Nos conocimos de casualidad, en tiempos en que el abuelo rendía cuentas a la dictadura en la cárcel de Carabanchel. Aquel bendito día, el primero en que salí de la provincia, me tocó acompañar a la abuela en la visita pues mis hermanas andaban muy ocupadas preparando la boda de tu madre. José era el más joven de los funcionarios; un saludo y su mirada azul bastaron para enamorarme. Yo, casi una niña, creí que esa electricidad era la señal que estaba esperando y que tras esos ojos aguardaba el resto de mi vida. A la vuelta de Madrid comenzó un año de correspondencias, todos los días me escapaba a la oficina de correos con un ansia de noticias que me desgarraba. Las cartas de José eran los ladrillos con los que yo construía mi mundo.
Tiempo después volví a acompañar a la abuela, sería la última vez pues al abuelo ya sólo le quedaban dos meses de internamiento. Estaba nerviosa como no recuerdo haberlo estado jamás. José ya no era el que abría las puertas, ahora ocupaba la mesa de una pequeña oficina. Pedí permiso a mi madre para quedarme en la recepción y así encontrarnos. Cuando lo vi aparecer por el pasillo pensé que iba a desmayarme, aunque su imagen era algo diferente a la que yo conservaba: se había hecho más hombre, parecía más cansado y sus ojos esquivos ya no eran tan brillantes. Regresé al pueblo con el corazón golpeado por la duda; me hice daño empeñándome en mantener el hilo quebradizo que nos unía. Sufrí mucho, Teresa, mis ilusiones se desvanecían entre esperas y lágrimas.

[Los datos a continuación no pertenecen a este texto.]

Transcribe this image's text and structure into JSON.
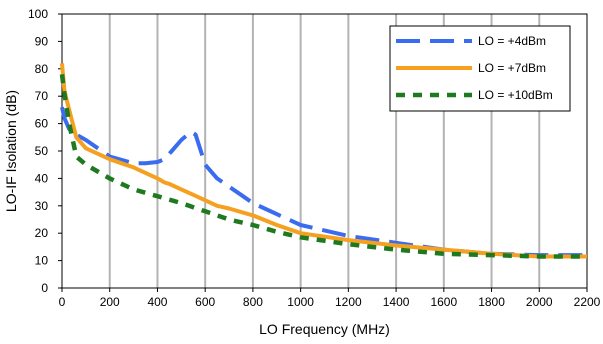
{
  "chart_data": {
    "type": "line",
    "title": "",
    "xlabel": "LO Frequency (MHz)",
    "ylabel": "LO-IF Isolation (dB)",
    "xlim": [
      0,
      2200
    ],
    "ylim": [
      0,
      100
    ],
    "xticks": [
      0,
      200,
      400,
      600,
      800,
      1000,
      1200,
      1400,
      1600,
      1800,
      2000,
      2200
    ],
    "yticks": [
      0,
      10,
      20,
      30,
      40,
      50,
      60,
      70,
      80,
      90,
      100
    ],
    "grid": "vertical",
    "legend_position": "top-right",
    "series": [
      {
        "name": "LO = +4dBm",
        "color": "#3b6cf0",
        "style": "long-dash",
        "x": [
          0,
          10,
          30,
          60,
          100,
          200,
          300,
          350,
          400,
          430,
          460,
          500,
          540,
          560,
          600,
          650,
          700,
          750,
          800,
          1000,
          1200,
          1400,
          1600,
          1800,
          2000,
          2200
        ],
        "y": [
          66,
          62,
          58,
          56,
          54,
          48,
          45.5,
          45.5,
          46,
          47,
          50,
          54,
          57,
          56,
          45,
          40,
          37,
          34,
          31,
          23,
          19,
          16.5,
          14,
          12.5,
          12,
          12
        ]
      },
      {
        "name": "LO = +7dBm",
        "color": "#f5a020",
        "style": "solid",
        "x": [
          0,
          10,
          30,
          60,
          100,
          200,
          300,
          350,
          400,
          430,
          450,
          500,
          550,
          600,
          650,
          700,
          800,
          900,
          1000,
          1200,
          1400,
          1600,
          1800,
          2000,
          2200
        ],
        "y": [
          82,
          72,
          65,
          55,
          51,
          47,
          44,
          42,
          40,
          38.5,
          38,
          36,
          34,
          32,
          30,
          29,
          26.5,
          23,
          20,
          17.5,
          15.5,
          14,
          12.5,
          11.5,
          11.5
        ]
      },
      {
        "name": "LO = +10dBm",
        "color": "#1f7a1f",
        "style": "short-dash",
        "x": [
          0,
          10,
          30,
          60,
          100,
          200,
          300,
          400,
          500,
          600,
          700,
          800,
          900,
          1000,
          1200,
          1400,
          1600,
          1800,
          2000,
          2200
        ],
        "y": [
          78,
          71,
          60,
          48,
          45,
          40,
          36,
          33.5,
          31,
          28,
          25,
          23,
          20.5,
          18.5,
          16,
          14,
          12.5,
          12,
          11.5,
          11.5
        ]
      }
    ]
  }
}
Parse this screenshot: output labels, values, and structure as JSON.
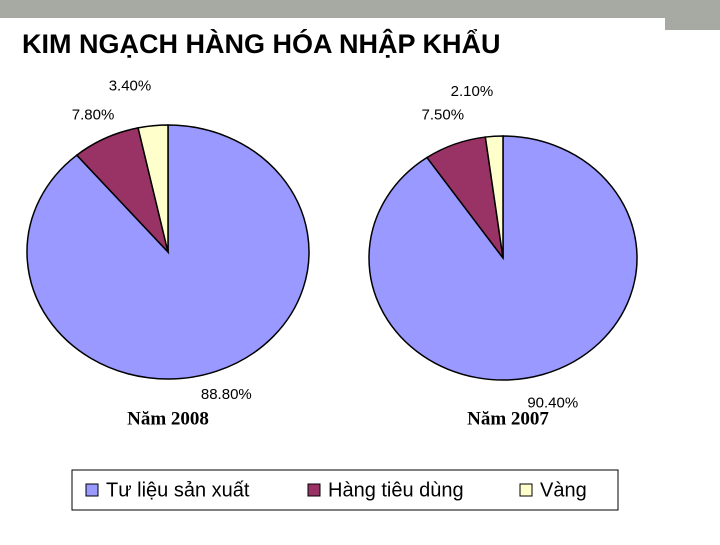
{
  "title": "KIM NGẠCH HÀNG HÓA NHẬP KHẨU",
  "chart_data": [
    {
      "type": "pie",
      "title": "Năm 2008",
      "categories": [
        "Tư liệu sản xuất",
        "Hàng tiêu dùng",
        "Vàng"
      ],
      "values": [
        88.8,
        7.8,
        3.4
      ],
      "value_labels": [
        "88.80%",
        "7.80%",
        "3.40%"
      ],
      "colors": [
        "#9999ff",
        "#993366",
        "#ffffcc"
      ]
    },
    {
      "type": "pie",
      "title": "Năm 2007",
      "categories": [
        "Tư liệu sản xuất",
        "Hàng tiêu dùng",
        "Vàng"
      ],
      "values": [
        90.4,
        7.5,
        2.1
      ],
      "value_labels": [
        "90.40%",
        "7.50%",
        "2.10%"
      ],
      "colors": [
        "#9999ff",
        "#993366",
        "#ffffcc"
      ]
    }
  ]
}
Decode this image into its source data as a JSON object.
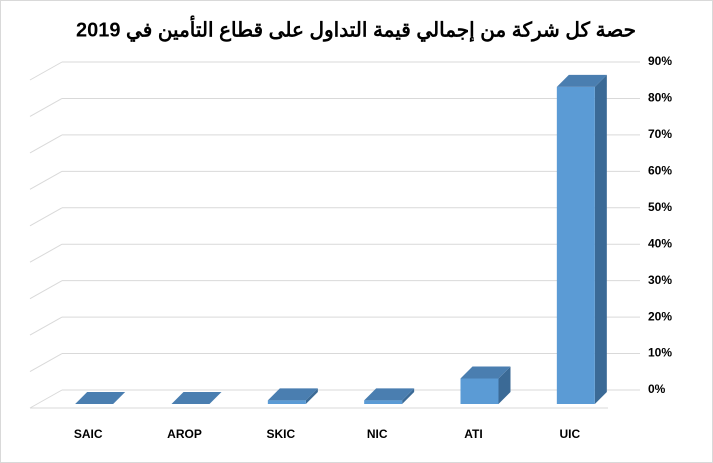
{
  "chart_data": {
    "type": "bar3d",
    "title": "حصة كل شركة من إجمالي قيمة التداول على قطاع التأمين في 2019",
    "categories": [
      "SAIC",
      "AROP",
      "SKIC",
      "NIC",
      "ATI",
      "UIC"
    ],
    "values": [
      0,
      0,
      1,
      1,
      7,
      87
    ],
    "color": "#5b9bd5",
    "ylim": [
      0,
      90
    ],
    "yticks": [
      {
        "value": 0,
        "label": "0%"
      },
      {
        "value": 10,
        "label": "10%"
      },
      {
        "value": 20,
        "label": "20%"
      },
      {
        "value": 30,
        "label": "30%"
      },
      {
        "value": 40,
        "label": "40%"
      },
      {
        "value": 50,
        "label": "50%"
      },
      {
        "value": 60,
        "label": "60%"
      },
      {
        "value": 70,
        "label": "70%"
      },
      {
        "value": 80,
        "label": "80%"
      },
      {
        "value": 90,
        "label": "90%"
      }
    ],
    "grid": true,
    "y_axis_side": "right"
  }
}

Mientras tanto volvimos a ser una familia completa con el regreso del abuelo, y mis hermanas, las tías, se iban casando. Pasábamos tardes enteras hilvanando proyectos y vestidos de novia. Yo callaba y cosía, no fuera que descubrieran mi voz quebrada, y sonreía si alguien entonaba algún “Dolores, ¿y tú para cuándo?”. Al poco, la casa empezó a llenarse con vuestros nacimientos, la vida seguía su orden natural, repitiéndose de la misma manera en cada una de mis hermanas.
Cuando menos lo esperaba, apareció Juan y, porque ya tocaba, consentí ante su insistencia; porque era lo suyo, nos hicimos novios; porque correspondía, nos prometimos. Pero Teresa, yo ya sabía lo que eran las esperanzas rotas y también sabía, con todos sus recodos, cuál era el camino que me tocaría recorrer con él. En aquellas tardes lentas de costura, secos ya mis ojos por José, entumecidas mis manos por los bordados de cinco vestidos de novia, me pregunté si no habría otro destino para las mujeres y si perseguirlo ciegamente no sería una parte grande del dolor que sufríamos. Ese interrogante me acompañó en cada abrazo furtivo de Juan, en cada paso que dábamos juntos. Decidió subirse a la tapia para demostrarme su amor y ahí mis dudas se disiparon. La lucidez me dejó inmóvil justo cuando Juan se dejó caer… Qué lástima.
Me costó un rato darme cuenta que dos lágrimas me corrían por las mejillas delante de esa anciana que, con los brazos cruzados sobre su pecho, volvía de nuevo la vista hacia la ventana de la calle. En ese perfil arrugado creí vislumbrar a una joven Dolores dejando que naciera su nuevo futuro en aquella tapia de la casa de mis abuelos.
Dolores, un año después de la muerte de Juan

En el Laboratorio Clandestino de Un Cuarto Propio esta vez experimentamos con El Secreto.
Muchas gracias a mi amiga y artista María por la foto de su tía, musa sin pretenderlo.